Application-Level Monitoring
Beyond infrastructure metrics, monitor application behavior:
const queue = new Queue('ai-pipeline');
// Log all job completions
queue.on('completed', (job, result) => {
console.log(JSON.stringify({
event: 'job_completed',
jobId: job.id,
queue: 'ai-pipeline',
duration: Date.now() - job.timestamp,
resultSize: JSON.stringify(result).length
}));
});
// Track failures with context
queue.on('failed', (job, error) => {
console.error(JSON.stringify({
event: 'job_failed',
jobId: job.id,
queue: 'ai-pipeline',
error: error.message,
attempt: job.attemptsMade,
data: job.data
}));
});
// Monitor progress for long jobs
queue.on('progress', (job, progress) => {
console.log(JSON.stringify({
event: 'job_progress',
jobId: job.id,
progress: progress.percent,
message: progress.message
}));
});
Real-Time Dashboard with WebSocket
flashQ supports WebSocket for real-time updates:
const ws = new WebSocket('ws://localhost:6790/ws?token=YOUR_TOKEN');
ws.onmessage = (event) => {
const data = JSON.parse(event.data);
switch (data.type) {
case 'job:completed':
updateCompletedCount(data.queue);
break;
case 'job:failed':
showErrorAlert(data.jobId, data.error);
break;
case 'queue:stats':
updateDashboard(data.stats);
break;
}
};
Monitoring Checklist
Before going to production, ensure you have:
- β Prometheus scraping flashQ metrics
- β Grafana dashboards for queues, latency, and costs
- β Alerts for high error rate, queue backlog, and budget
- β Structured logging for job events
- β DLQ monitoring and alerting
- β Cost tracking per model and queue
Set up a daily report that summarizes jobs processed, errors, and total API spend.
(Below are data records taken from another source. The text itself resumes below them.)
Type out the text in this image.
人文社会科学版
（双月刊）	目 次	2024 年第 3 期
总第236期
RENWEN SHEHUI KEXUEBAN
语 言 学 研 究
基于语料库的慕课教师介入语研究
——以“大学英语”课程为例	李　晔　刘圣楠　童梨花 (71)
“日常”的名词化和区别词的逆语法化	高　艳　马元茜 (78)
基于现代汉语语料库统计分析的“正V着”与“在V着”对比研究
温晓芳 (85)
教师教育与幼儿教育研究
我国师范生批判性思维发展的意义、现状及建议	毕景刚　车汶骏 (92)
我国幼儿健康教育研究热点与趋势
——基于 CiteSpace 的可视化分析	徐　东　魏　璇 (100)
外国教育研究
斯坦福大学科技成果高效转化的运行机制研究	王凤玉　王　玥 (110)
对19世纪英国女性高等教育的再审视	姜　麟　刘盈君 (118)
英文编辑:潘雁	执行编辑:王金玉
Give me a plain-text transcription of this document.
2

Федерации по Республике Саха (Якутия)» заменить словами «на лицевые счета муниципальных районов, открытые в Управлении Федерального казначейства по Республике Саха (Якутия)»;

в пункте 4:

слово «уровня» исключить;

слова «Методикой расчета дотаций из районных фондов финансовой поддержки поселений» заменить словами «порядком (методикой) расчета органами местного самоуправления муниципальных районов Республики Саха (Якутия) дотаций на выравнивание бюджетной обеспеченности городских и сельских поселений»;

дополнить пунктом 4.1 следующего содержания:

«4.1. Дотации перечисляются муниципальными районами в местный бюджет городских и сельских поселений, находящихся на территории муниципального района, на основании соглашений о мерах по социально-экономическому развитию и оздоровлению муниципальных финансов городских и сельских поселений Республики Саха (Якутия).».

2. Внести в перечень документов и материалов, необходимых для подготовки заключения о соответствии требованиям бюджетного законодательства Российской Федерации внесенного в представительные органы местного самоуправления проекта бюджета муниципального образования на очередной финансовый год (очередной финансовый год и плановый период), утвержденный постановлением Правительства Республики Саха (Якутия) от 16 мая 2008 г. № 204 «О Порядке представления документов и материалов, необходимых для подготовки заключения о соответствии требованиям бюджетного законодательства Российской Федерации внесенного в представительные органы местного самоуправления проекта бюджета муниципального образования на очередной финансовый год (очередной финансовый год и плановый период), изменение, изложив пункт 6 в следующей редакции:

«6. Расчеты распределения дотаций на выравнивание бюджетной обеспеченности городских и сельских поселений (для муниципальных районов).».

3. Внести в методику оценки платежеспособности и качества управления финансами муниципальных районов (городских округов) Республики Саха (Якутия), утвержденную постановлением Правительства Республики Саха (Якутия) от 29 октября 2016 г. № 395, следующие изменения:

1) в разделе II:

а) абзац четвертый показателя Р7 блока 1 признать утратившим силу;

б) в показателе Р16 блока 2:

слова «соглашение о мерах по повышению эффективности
This helps catch trends before they become problems.
Conclusion
Good monitoring is the foundation of reliable AI systems. With flashQ's built-in Prometheus metrics and the patterns in this guide, you'll have full visibility into your AI pipelines. Start with the basics and iterate based on what you learn from your data.